LET’S talk about East Kilbride, shall we.
Scotland’s first new town was an exciting place to live when it was first built and for a good while after that. I moved here with my young and growing family more than 20 years ago. We were attracted by the greenery, the flowers – the beds were well-maintained - the playparks. There was a pub up the road and the town centre, though tired, had once been ground-breaking. Like all new towns, it was built with a green network of open spaces and paths. It had a good feel about it.
Since then the town centre has grown and we’ve seen out-of-town retail parks along with the internet hit traditional shopping patterns. I’ve written about the town centre before, so let me talk about the green spaces instead.

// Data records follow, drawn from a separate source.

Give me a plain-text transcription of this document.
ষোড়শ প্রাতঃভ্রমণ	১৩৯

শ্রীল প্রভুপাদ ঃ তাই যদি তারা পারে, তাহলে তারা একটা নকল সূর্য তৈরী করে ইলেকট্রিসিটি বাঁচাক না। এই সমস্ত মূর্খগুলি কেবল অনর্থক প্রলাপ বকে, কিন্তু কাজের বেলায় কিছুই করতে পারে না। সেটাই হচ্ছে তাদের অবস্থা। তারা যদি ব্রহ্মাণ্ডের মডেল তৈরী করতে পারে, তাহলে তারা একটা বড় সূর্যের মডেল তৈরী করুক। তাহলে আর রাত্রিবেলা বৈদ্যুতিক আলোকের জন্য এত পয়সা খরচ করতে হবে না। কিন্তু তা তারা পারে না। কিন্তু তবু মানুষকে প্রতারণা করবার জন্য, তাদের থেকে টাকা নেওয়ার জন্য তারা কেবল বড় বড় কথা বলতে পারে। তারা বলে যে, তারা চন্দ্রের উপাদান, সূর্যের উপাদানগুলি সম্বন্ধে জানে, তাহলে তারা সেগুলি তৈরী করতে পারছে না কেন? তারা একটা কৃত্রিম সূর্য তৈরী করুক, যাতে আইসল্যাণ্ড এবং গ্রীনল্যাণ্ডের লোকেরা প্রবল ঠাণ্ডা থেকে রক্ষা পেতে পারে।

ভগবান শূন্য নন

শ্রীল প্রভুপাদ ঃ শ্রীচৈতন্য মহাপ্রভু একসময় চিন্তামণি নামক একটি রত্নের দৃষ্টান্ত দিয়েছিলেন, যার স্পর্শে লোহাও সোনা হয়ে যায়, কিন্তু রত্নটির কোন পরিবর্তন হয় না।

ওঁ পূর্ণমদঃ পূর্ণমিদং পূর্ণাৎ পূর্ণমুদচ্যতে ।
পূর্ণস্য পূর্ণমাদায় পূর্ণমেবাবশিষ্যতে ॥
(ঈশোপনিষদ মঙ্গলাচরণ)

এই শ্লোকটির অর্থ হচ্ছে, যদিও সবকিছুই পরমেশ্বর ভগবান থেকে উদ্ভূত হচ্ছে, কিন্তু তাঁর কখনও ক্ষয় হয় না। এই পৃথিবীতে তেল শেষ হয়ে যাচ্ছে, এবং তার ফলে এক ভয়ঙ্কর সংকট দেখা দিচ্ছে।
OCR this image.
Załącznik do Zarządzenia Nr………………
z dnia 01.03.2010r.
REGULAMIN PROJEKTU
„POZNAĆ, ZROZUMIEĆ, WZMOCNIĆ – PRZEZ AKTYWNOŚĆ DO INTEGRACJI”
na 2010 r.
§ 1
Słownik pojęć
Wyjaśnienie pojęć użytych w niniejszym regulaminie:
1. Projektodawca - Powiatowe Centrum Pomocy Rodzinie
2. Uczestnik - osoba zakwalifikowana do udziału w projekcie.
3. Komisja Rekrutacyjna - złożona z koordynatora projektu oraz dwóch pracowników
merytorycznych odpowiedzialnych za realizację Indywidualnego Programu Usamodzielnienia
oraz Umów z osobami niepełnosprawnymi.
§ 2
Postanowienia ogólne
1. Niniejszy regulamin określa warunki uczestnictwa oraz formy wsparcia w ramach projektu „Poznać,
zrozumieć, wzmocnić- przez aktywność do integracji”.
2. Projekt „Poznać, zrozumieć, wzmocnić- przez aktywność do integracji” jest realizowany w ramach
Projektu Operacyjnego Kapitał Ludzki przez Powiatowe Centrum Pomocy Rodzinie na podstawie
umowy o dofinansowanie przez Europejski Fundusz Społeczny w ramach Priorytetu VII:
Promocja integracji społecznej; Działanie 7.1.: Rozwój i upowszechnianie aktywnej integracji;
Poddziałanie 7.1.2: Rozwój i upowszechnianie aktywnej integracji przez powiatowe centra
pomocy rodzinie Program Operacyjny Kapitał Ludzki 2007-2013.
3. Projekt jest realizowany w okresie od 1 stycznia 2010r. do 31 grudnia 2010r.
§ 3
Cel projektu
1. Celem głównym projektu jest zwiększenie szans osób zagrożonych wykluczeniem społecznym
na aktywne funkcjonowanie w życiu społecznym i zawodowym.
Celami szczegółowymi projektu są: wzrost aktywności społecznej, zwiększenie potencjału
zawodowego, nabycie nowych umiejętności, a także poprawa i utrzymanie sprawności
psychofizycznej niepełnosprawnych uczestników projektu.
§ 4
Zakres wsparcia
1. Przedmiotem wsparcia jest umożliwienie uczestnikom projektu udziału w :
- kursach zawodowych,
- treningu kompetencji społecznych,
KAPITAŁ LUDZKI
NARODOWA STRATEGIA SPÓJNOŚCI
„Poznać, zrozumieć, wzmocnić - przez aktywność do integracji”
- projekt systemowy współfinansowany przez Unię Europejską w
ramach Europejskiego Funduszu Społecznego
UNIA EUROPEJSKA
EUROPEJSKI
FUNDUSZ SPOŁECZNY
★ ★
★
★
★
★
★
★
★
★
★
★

These are important but they have suffered from chronic under-investment as council budgets have been slashed by the SNP-run Scottish Government. It shows. Westwoodhill Recreation Area is a prime example of this. It used to be well-used by local footballers. No one has played a serious game there for years as the council has pretty much given up on it.
That attitude, that areas like Westwoodhill, don’t matter as much any more, perhaps led to the bonkers plan to give up some of it to build a children’s nursery. The SNP-run council drew up the plan because its own government announced an increase in nursery hours – but without properly funding it. In fact, there is a £13million shortfall in South Lanarkshire alone.
I’m pleased to see that this hasty manoeuvre has been dropped because locals care about their green areas. So much so that I helped some of them to form a Friends of Westwoodhill Recreation Area. They have an opportunity, working with the council, to enhance and develop their area and maybe turn it into the sort of park – why not aim for that – that people will want to visit.
The nursery expansion – a good thing – appears to have led to the closure of the Kiwi Playgroup after 40 years. There should have been no need for this and there are people in the council, who should be ashamed of themselves. The pub I mentioned earlier – the Stewartfield Farm – has been demolished and the council didn’t even try to prevent it. I have tabled an amendment to the Planning Bill which would make councils draw up lists of locally-important buildings that would be exempt from demolition. They’d have to ask people what they thought too. People care about where they live and we need authorities to feel the same.
Next weekend I am taking part in the annual Pedal for Scotland event, which is a 45-mile bike ride between Glasgow and Edinburgh. Last year some moron sprinkled tacks on part of the route causing chaos. I wasn’t caught up in that but I hope there is no repeat.